Okay, what can we conclude from this data?
\begin{align*}
f(-1) &\approx 16 \\
f(0) &\approx 5 \\
f(1) &\approx 1.5
\end{align*}
In particular, we see that for each increment of $x$ by a single unit, first from $-1$ to $0$, and then from $0$ to $1$, the value of $f$ decreases by a factor of about $3$. That is consistent with $b=3$, and so it looks like $f$ can be modelled by the exponential function
$$f(x) \approx 5 \cdot 3^{-x}
$$
A: 
How can I guess a function just by looking at the graph of it?
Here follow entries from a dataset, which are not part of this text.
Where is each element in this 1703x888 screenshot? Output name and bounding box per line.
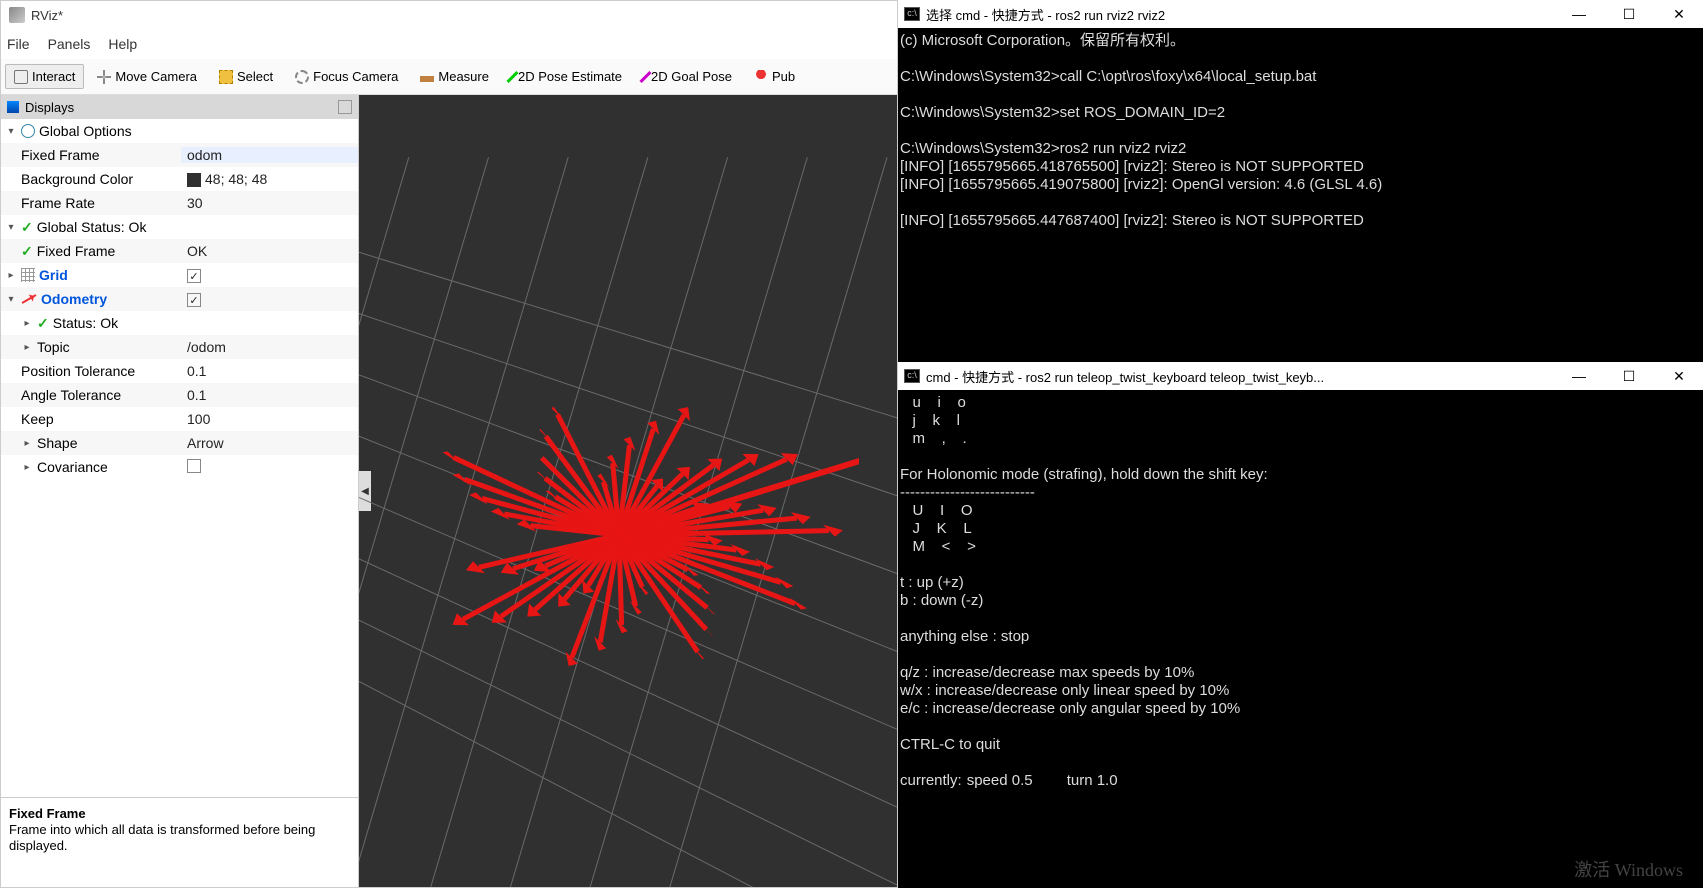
3d-viewport[interactable]: ◀ bbox=[359, 95, 897, 887]
menu-panels[interactable]: Panels bbox=[48, 36, 91, 52]
terminal-teleop: c:\ cmd - 快捷方式 - ros2 run teleop_twist_k… bbox=[898, 362, 1703, 888]
minimize-button[interactable]: — bbox=[1561, 368, 1597, 385]
tool-select[interactable]: Select bbox=[210, 64, 282, 89]
terminal-teleop-output[interactable]: u i o j k l m , . For Holonomic mode (st… bbox=[898, 390, 1703, 794]
gear-icon bbox=[21, 124, 35, 138]
dock-toggle-icon[interactable] bbox=[338, 100, 352, 114]
displays-tree[interactable]: ▾Global Options Fixed Frameodom Backgrou… bbox=[1, 119, 358, 797]
tree-grid[interactable]: ▸Grid✓ bbox=[1, 263, 358, 287]
terminal-teleop-title: cmd - 快捷方式 - ros2 run teleop_twist_keybo… bbox=[926, 367, 1324, 386]
tree-keep[interactable]: Keep100 bbox=[1, 407, 358, 431]
displays-panel: Displays ▾Global Options Fixed Frameodom… bbox=[1, 95, 359, 887]
tree-frame-rate[interactable]: Frame Rate30 bbox=[1, 191, 358, 215]
tree-odometry[interactable]: ▾Odometry✓ bbox=[1, 287, 358, 311]
cmd-icon: c:\ bbox=[904, 7, 920, 21]
tool-focus-camera[interactable]: Focus Camera bbox=[286, 64, 407, 89]
close-button[interactable]: ✕ bbox=[1661, 6, 1697, 23]
rviz-window: RViz* File Panels Help Interact Move Cam… bbox=[0, 0, 898, 888]
tool-measure[interactable]: Measure bbox=[411, 64, 498, 89]
tree-background-color[interactable]: Background Color48; 48; 48 bbox=[1, 167, 358, 191]
rviz-titlebar[interactable]: RViz* bbox=[1, 1, 897, 29]
tool-publish-point[interactable]: Pub bbox=[745, 64, 804, 89]
odometry-checkbox[interactable]: ✓ bbox=[187, 293, 201, 307]
terminal-teleop-titlebar[interactable]: c:\ cmd - 快捷方式 - ros2 run teleop_twist_k… bbox=[898, 362, 1703, 390]
terminal-rviz-output[interactable]: (c) Microsoft Corporation。保留所有权利。 C:\Win… bbox=[898, 28, 1703, 234]
pose-estimate-icon bbox=[506, 70, 518, 82]
menu-help[interactable]: Help bbox=[108, 36, 137, 52]
tool-2d-pose[interactable]: 2D Pose Estimate bbox=[502, 64, 631, 89]
tool-move-camera[interactable]: Move Camera bbox=[88, 64, 206, 89]
terminal-rviz: c:\ 选择 cmd - 快捷方式 - ros2 run rviz2 rviz2… bbox=[898, 0, 1703, 362]
check-icon: ✓ bbox=[21, 243, 33, 260]
tree-odom-topic[interactable]: ▸Topic/odom bbox=[1, 335, 358, 359]
covariance-checkbox[interactable] bbox=[187, 459, 201, 473]
color-swatch[interactable] bbox=[187, 173, 201, 187]
rviz-title: RViz* bbox=[31, 8, 63, 23]
tree-position-tolerance[interactable]: Position Tolerance0.1 bbox=[1, 359, 358, 383]
check-icon: ✓ bbox=[37, 315, 49, 332]
tool-2d-goal[interactable]: 2D Goal Pose bbox=[635, 64, 741, 89]
maximize-button[interactable]: ☐ bbox=[1611, 6, 1647, 23]
tree-angle-tolerance[interactable]: Angle Tolerance0.1 bbox=[1, 383, 358, 407]
tree-global-status[interactable]: ▾✓Global Status: Ok bbox=[1, 215, 358, 239]
tool-interact[interactable]: Interact bbox=[5, 64, 84, 89]
goal-pose-icon bbox=[640, 70, 652, 82]
focus-camera-icon bbox=[295, 70, 309, 84]
displays-header[interactable]: Displays bbox=[1, 95, 358, 119]
select-icon bbox=[219, 70, 233, 84]
tree-shape[interactable]: ▸ShapeArrow bbox=[1, 431, 358, 455]
move-camera-icon bbox=[97, 70, 111, 84]
grid-checkbox[interactable]: ✓ bbox=[187, 269, 201, 283]
cmd-icon: c:\ bbox=[904, 369, 920, 383]
grid-icon bbox=[21, 268, 35, 282]
check-icon: ✓ bbox=[21, 219, 33, 236]
rviz-menubar: File Panels Help bbox=[1, 29, 897, 59]
maximize-button[interactable]: ☐ bbox=[1611, 368, 1647, 385]
terminal-rviz-titlebar[interactable]: c:\ 选择 cmd - 快捷方式 - ros2 run rviz2 rviz2… bbox=[898, 0, 1703, 28]
tree-odom-status[interactable]: ▸✓Status: Ok bbox=[1, 311, 358, 335]
measure-icon bbox=[420, 76, 434, 82]
terminal-rviz-title: 选择 cmd - 快捷方式 - ros2 run rviz2 rviz2 bbox=[926, 5, 1165, 24]
odometry-arrows bbox=[419, 355, 859, 675]
description-panel: Fixed Frame Frame into which all data is… bbox=[1, 797, 358, 887]
description-title: Fixed Frame bbox=[9, 806, 86, 821]
tree-fixed-frame[interactable]: Fixed Frameodom bbox=[1, 143, 358, 167]
publish-point-icon bbox=[754, 70, 768, 84]
displays-icon bbox=[7, 101, 19, 113]
tree-fixed-frame-status[interactable]: ✓Fixed FrameOK bbox=[1, 239, 358, 263]
rviz-app-icon bbox=[9, 7, 25, 23]
windows-watermark: 激活 Windows bbox=[1574, 856, 1683, 882]
close-button[interactable]: ✕ bbox=[1661, 368, 1697, 385]
rviz-toolbar: Interact Move Camera Select Focus Camera… bbox=[1, 59, 897, 95]
odometry-icon bbox=[22, 294, 37, 304]
interact-icon bbox=[14, 70, 28, 84]
tree-global-options[interactable]: ▾Global Options bbox=[1, 119, 358, 143]
minimize-button[interactable]: — bbox=[1561, 6, 1597, 23]
description-body: Frame into which all data is transformed… bbox=[9, 822, 315, 853]
menu-file[interactable]: File bbox=[7, 36, 30, 52]
tree-covariance[interactable]: ▸Covariance bbox=[1, 455, 358, 479]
In general, you can't. There are usually multiple different functions that would be equally plausible for a graph.
However, in very simple cases like yours it may be possible to say one hypothesis is the only sensible candidate and any other explanation is weeded out by Occam's razor.
Particularly telling for this graph is that it is for most of the positive range very close to 0. Now, there are a couple of different functions that have 0-asymptotes; broadly they can be sorted into inverse-polynomial and exponential asymptotes. Your function approaches the x-axis fast, that could either be an inverse-like function with reasonably high power, or just about any exponential function, which always converge quickly to 0 unless the basis is very small.
$$
  y = 5 \cdot 3^{-x}
$$

A rational function would need extra care to avoid producing poles, i.e. discontinuities where the function then jumps back. The example graph does of course shoot over the scale, which might also happen for a rational function, but a rational function always jumps then:
$$
  y = \frac{405}{(x+3)^4}
$$

Avoiding the discontinuity itself is easy enough in case of an even exponent: just add an offset to keep the denominator always positive
$$
  y = \frac{405}{(x+3)^4 + 1}
$$

...but that still doesn't stop the function from “returning” for large negative values. In fact, that is not possible to prevent with a rational function alone, though it can be easily enough prevented with a piecewise-definition:
$$
  y = \begin{cases}
          \frac{405}{(x+3)^4} & \text{for $x < -2$}
       \\ -1620\cdot x -2835  & \text{else}
      \end{cases}
$$

There are also other functions with similar shape, e.g.
$$
  y = \frac58 \cdot \left(\sqrt{x^2 + 4} - x\right)^3
$$

So, there we have actually some pretty convincing alternative explanations, but both are quite a bit more verbose to write than the exponential one. And if you look really closely, you'll see that they matches the graph worse too, namely they don't converge quickly enough but have a too steep derivative at $x=0$. That could be improved still, but would make the definitions even more complicated.